As you start out investigating a topic, it is also important to find what relevant work was done after the paper was published, and the best tool for that task is Google Scholar ( Just like the regular Google search engine allows a user to search through web pages, Google Scholar provides a way to search through published research papers, and does a great job of indexing the "References" section of those papers. The following screenshot shows what the search result for a paper that was published in the ACM Conference on Computer and Communication Security related to cloud storage:

At the bottom there is a link that says "Cited by 49," meaning that there are 49 papers written after this paper that cited it -- perhaps as part of the "Prior Work" section of the newer paper! Clicking on that link will bring up the list of all 49 of these papers, and you can explore to see what others have done to extend or improve upon this paper. The first step is to read through the abstracts of those 49 papers to see which ones are really relevant to your work. If you started this search with a specific idea you wanted to pursue for your own research, this is a vital step in making sure that someone else hasn't beat you to it!

Also note the link at the top right of the Google Scholar search results, labeled "[PDF]". This is a link to the copy that the author is distributing freely from their home page.
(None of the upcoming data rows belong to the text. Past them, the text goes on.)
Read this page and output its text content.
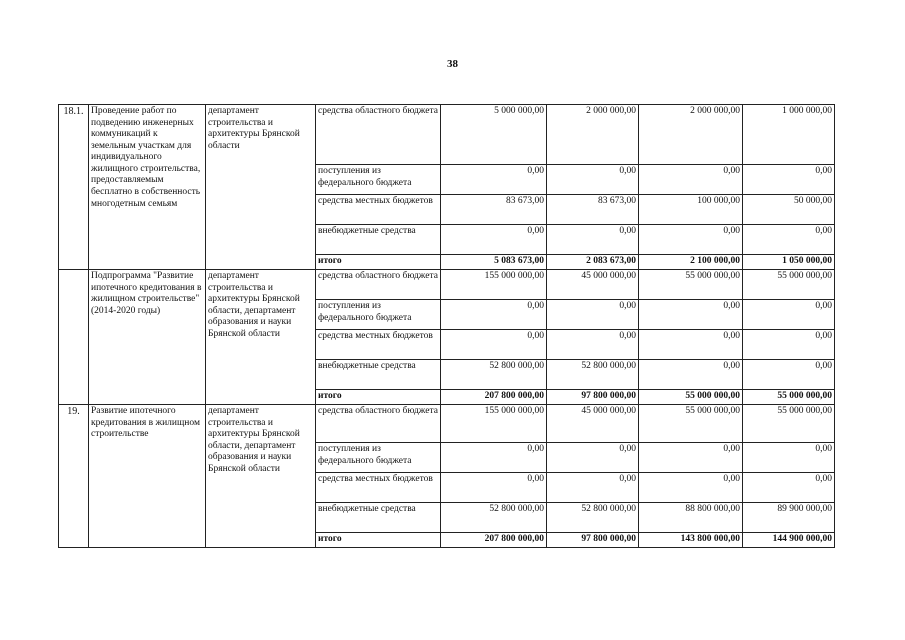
38
18.1.	Проведение работ по подведению инженерных коммуникаций к земельным участкам для индивидуального жилищного строительства, предоставляемым бесплатно в собственность многодетным семьям	департамент строительства и архитектуры Брянской области	средства областного бюджета	5 000 000,00	2 000 000,00	2 000 000,00	1 000 000,00
			поступления из федерального бюджета	0,00	0,00	0,00	0,00
			средства местных бюджетов	83 673,00	83 673,00	100 000,00	50 000,00
			внебюджетные средства	0,00	0,00	0,00	0,00
			итого	5 083 673,00	2 083 673,00	2 100 000,00	1 050 000,00
	Подпрограмма "Развитие ипотечного кредитования в жилищном строительстве" (2014-2020 годы)	департамент строительства и архитектуры Брянской области, департамент образования и науки Брянской области	средства областного бюджета	155 000 000,00	45 000 000,00	55 000 000,00	55 000 000,00
			поступления из федерального бюджета	0,00	0,00	0,00	0,00
			средства местных бюджетов	0,00	0,00	0,00	0,00
			внебюджетные средства	52 800 000,00	52 800 000,00	0,00	0,00
			итого	207 800 000,00	97 800 000,00	55 000 000,00	55 000 000,00
19.	Развитие ипотечного кредитования в жилищном строительстве	департамент строительства и архитектуры Брянской области, департамент образования и науки Брянской области	средства областного бюджета	155 000 000,00	45 000 000,00	55 000 000,00	55 000 000,00
			поступления из федерального бюджета	0,00	0,00	0,00	0,00
			средства местных бюджетов	0,00	0,00	0,00	0,00
			внебюджетные средства	52 800 000,00	52 800 000,00	88 800 000,00	89 900 000,00
			итого	207 800 000,00	97 800 000,00	143 800 000,00	144 900 000,00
While the "official" version of this paper is in the ACM Digital Library, which you need a subscription to access, Google Scholar is a good way to find other copies of the paper that can be accessed.

Research in Computer Security and Cryptography

Research in computer security is published almost exclusively in conferences. While there are some journals (most notably the ACM Transactions on Information and System Security and the IEEE Transactions on Dependable and Secure Computing), most research appears only in conferences. While there are dozens of solid security conferences, the following four are the top ones:

  • ACM SIGSAC Conference on Computer and Communication Security (CCS)
    Held every Fall, this is the major international security conference sponsored by ACM. Most work published at CCS has both basic and applied research components, and usually has broader appeal than a sub-field. For example, cryptography research may appear at CCS, but typically only if it has a strong applied component. More esoteric research in cryptography, which might be of interest just to other cryptographers, would not usually be presented at CCS (it would more likely be at CRYPTO).
  • IEEE Symposium on Security and Privacy (S&P)
    Held every Spring, with a very similar focus and feel to CCS. In some ways this is the IEEE version of ACM's CCS, although the acceptance ratio of S&P is typically a little lower (and hence the prestige is marginally higher). For decades, this conference was held at the Claremont Hotel in Oakland, and so you'll often hear security researchers refer to this as the "Oakland conference" even though it hasn't been held in Oakland since 2011.
  • USENIX Security Symposium
    This is the top highly-applied security research conference, held every August. The majority of papers presented at USENIX report on software that has been created, which is also released. While the goal of most science research is to have people think "that's an interesting insight," the standard for USENIX is often "that does something cool." The research standard is still high: this is not the place to just report on some new piece of software, unless that software does something in a substantially new or unexpected way.
  • CRYPTO: International Cryptology Conference
    Held at the University of California at Santa Barbara every August since 1981, this is the top conference focused entirely on cryptography, featuring both basic and applied research. Papers range from applied to esoteric and highly mathematical.
While the focus of this handout has been on scientific research, note that computer science is not just a field of science, but is also a field of practice. In addition to the science research meetings, there are professional and practice-oriented conferences such as the annual RSA Conference, DEFCON, BlackHat, and more. These conferences typically host presentations and discussion sessions, but don't publish papers in the way that scientific conferences do.